High Wycombe, 24 Apr 2014

When I am making pictures I  need to know what various details of an aircraft look like in order to portray it correctly, and for that nothing beats being able to go and see one.

I spent an enjoyable time the other day poking around in the lovely little De Havilland Aircraft Museum, being able to pore over every rivet and glued joint of their Mosquitos – my chief interest.

And I had the great privilege recently of being able to clamber around inside and sit in the cockpit of a 1942 Douglas Dakota at North Weald airfield, thanks to David Petters of Dakotair / the RAF Transport Command Memorial

They are aiming to have three of these venerable aircraft in D-Day livery carrying passengers, and commissioned me to make the picture you see above as part of the fund-raising effort. If you would like to support them by buying a print, click here

The picture depicts Dakota KG374, YS-DM of No 271 Squadron, flown by Flt Lt David Lord, who was posthumously awarded a Victoria Cross, the UK's highest military award for valour, for his efforts to resupply the British forces at Arnhem in 1944.

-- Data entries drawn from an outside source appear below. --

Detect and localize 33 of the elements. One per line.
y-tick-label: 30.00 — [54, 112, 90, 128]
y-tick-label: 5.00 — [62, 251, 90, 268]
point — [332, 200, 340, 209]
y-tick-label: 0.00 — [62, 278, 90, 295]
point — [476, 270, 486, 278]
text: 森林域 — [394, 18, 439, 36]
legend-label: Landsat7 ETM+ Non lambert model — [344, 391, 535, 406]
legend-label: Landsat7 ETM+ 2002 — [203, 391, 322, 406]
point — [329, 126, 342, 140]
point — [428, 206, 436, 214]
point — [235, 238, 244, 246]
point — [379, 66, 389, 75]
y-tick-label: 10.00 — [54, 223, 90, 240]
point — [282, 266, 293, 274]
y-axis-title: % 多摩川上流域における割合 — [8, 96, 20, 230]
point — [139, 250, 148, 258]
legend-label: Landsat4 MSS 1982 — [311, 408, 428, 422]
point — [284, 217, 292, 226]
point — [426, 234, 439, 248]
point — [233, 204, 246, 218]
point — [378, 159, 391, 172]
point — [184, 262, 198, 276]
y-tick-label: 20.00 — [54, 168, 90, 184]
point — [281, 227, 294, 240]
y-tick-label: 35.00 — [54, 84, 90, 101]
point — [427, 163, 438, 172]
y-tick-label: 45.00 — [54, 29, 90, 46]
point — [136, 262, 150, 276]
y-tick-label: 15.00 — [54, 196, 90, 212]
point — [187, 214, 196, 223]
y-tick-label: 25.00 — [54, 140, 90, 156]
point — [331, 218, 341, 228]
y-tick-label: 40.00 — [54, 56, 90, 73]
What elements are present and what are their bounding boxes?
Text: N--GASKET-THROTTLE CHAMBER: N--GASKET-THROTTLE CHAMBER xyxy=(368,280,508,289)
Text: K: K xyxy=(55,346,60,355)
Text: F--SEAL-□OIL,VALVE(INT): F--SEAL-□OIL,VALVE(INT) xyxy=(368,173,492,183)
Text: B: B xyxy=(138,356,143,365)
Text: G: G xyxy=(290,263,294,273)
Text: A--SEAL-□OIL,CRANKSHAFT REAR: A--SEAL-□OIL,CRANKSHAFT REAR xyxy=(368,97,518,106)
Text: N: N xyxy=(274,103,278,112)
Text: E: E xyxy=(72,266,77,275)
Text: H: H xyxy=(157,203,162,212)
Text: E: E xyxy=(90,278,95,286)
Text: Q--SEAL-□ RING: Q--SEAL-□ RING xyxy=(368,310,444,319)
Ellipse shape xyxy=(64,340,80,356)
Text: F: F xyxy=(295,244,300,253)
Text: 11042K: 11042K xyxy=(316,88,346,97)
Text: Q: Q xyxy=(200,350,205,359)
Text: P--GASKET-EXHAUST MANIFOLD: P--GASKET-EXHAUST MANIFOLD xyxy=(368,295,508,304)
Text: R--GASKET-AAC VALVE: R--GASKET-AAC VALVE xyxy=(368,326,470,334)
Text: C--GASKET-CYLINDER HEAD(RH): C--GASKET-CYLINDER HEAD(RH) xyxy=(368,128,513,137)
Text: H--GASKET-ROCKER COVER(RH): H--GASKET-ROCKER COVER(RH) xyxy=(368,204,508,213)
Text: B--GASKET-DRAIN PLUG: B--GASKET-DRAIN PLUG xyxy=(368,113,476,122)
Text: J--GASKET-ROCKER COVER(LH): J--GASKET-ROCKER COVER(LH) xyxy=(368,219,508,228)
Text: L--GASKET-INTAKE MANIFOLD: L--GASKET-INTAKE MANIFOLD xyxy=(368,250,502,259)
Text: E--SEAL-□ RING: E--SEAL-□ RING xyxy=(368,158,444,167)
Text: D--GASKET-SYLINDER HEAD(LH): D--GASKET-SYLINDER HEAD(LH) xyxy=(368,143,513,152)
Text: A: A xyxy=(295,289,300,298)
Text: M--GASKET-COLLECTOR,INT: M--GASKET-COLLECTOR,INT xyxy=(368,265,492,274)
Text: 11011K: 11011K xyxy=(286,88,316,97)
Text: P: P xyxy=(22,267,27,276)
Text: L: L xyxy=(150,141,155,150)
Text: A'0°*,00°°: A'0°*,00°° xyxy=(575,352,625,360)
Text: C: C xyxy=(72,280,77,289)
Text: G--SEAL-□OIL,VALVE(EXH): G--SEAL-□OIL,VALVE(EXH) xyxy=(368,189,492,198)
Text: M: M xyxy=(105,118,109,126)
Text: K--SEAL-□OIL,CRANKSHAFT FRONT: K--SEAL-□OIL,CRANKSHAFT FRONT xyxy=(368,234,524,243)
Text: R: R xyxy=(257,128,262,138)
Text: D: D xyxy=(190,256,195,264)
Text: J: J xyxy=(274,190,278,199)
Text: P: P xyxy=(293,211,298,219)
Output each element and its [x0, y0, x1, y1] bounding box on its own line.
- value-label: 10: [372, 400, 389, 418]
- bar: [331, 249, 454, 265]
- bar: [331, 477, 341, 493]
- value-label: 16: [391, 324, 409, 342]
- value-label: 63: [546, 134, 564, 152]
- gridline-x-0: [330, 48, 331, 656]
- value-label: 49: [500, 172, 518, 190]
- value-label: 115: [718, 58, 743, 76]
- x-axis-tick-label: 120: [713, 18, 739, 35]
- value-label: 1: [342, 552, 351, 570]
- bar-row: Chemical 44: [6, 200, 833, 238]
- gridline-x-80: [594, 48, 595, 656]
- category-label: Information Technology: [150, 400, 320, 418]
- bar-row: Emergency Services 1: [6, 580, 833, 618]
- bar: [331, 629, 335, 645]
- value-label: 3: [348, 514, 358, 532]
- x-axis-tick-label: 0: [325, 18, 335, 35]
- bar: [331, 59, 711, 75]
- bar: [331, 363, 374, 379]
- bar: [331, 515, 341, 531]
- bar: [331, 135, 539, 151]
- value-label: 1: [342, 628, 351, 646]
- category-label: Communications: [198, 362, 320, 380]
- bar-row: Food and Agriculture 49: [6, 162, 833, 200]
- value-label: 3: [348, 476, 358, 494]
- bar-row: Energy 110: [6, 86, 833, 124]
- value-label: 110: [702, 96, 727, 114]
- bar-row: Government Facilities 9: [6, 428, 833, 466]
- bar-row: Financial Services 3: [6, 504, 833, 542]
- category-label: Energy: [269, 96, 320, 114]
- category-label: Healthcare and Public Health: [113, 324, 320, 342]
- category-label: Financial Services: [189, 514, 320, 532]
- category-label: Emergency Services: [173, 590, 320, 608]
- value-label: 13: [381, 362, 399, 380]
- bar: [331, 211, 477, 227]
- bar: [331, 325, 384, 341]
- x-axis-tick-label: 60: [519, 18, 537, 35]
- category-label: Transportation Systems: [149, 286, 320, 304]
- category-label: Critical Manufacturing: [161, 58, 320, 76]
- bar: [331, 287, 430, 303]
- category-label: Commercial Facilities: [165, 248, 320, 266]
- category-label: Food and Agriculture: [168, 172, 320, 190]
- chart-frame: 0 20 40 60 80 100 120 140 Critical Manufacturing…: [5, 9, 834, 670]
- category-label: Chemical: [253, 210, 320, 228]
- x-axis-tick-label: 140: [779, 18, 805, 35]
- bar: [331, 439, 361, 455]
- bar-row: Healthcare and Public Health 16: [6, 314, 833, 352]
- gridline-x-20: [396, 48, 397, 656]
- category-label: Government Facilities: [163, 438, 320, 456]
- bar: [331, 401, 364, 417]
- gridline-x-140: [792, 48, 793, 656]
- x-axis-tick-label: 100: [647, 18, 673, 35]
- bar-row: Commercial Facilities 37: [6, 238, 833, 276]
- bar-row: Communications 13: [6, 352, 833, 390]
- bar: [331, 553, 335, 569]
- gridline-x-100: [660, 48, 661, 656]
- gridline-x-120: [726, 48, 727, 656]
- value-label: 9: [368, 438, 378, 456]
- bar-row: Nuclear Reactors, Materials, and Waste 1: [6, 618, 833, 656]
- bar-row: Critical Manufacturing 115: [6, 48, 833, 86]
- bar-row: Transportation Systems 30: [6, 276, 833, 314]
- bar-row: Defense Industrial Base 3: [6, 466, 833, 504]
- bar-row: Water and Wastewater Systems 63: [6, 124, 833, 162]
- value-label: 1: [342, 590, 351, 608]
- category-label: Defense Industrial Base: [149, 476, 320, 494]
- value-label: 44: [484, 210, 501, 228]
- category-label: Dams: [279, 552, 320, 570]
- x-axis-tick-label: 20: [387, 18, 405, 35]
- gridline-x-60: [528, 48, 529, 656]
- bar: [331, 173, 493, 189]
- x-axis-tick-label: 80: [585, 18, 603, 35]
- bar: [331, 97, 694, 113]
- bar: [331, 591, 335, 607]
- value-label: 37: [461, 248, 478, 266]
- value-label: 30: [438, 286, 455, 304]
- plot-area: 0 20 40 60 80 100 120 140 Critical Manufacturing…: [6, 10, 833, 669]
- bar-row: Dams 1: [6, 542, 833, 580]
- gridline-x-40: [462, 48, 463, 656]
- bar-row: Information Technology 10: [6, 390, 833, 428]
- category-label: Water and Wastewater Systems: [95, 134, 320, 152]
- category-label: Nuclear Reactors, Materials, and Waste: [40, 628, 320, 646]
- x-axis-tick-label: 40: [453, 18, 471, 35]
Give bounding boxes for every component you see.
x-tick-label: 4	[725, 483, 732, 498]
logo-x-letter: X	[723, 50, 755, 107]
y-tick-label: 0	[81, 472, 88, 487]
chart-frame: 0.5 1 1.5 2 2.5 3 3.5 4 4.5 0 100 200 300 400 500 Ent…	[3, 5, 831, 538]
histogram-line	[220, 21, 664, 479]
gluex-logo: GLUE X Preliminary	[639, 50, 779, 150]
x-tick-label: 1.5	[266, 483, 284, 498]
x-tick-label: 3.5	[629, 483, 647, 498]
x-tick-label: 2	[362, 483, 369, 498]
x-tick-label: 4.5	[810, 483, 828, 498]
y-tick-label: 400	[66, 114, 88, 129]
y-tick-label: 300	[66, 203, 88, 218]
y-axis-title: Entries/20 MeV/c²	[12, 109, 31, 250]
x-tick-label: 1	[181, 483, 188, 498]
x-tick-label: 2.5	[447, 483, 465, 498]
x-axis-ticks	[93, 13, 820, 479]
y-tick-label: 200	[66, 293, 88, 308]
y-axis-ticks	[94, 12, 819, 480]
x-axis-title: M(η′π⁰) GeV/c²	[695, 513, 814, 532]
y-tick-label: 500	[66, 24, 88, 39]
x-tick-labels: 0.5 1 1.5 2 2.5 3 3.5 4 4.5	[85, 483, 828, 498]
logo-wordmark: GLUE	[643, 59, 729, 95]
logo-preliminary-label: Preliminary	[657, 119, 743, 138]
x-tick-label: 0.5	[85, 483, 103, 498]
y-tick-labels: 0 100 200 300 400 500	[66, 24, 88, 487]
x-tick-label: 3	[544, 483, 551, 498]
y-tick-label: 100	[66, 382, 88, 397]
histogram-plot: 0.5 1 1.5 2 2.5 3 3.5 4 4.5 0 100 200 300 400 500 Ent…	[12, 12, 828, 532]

I have read about how rugged the Dakota supposedly was and how it could survive a remarkable amount of battle damage. But standing next to one in a dimly-lit hangar, then clambering inside (using the 'flashlight' apps on our mobile phones as torches), I was struck by the sheer lightweight flimsiness of its largely aluminium alloy construction.

It makes me marvel all the more at the bravery of those who flew them into combat zones loaded with men and materiel  - let alone jumped out of them.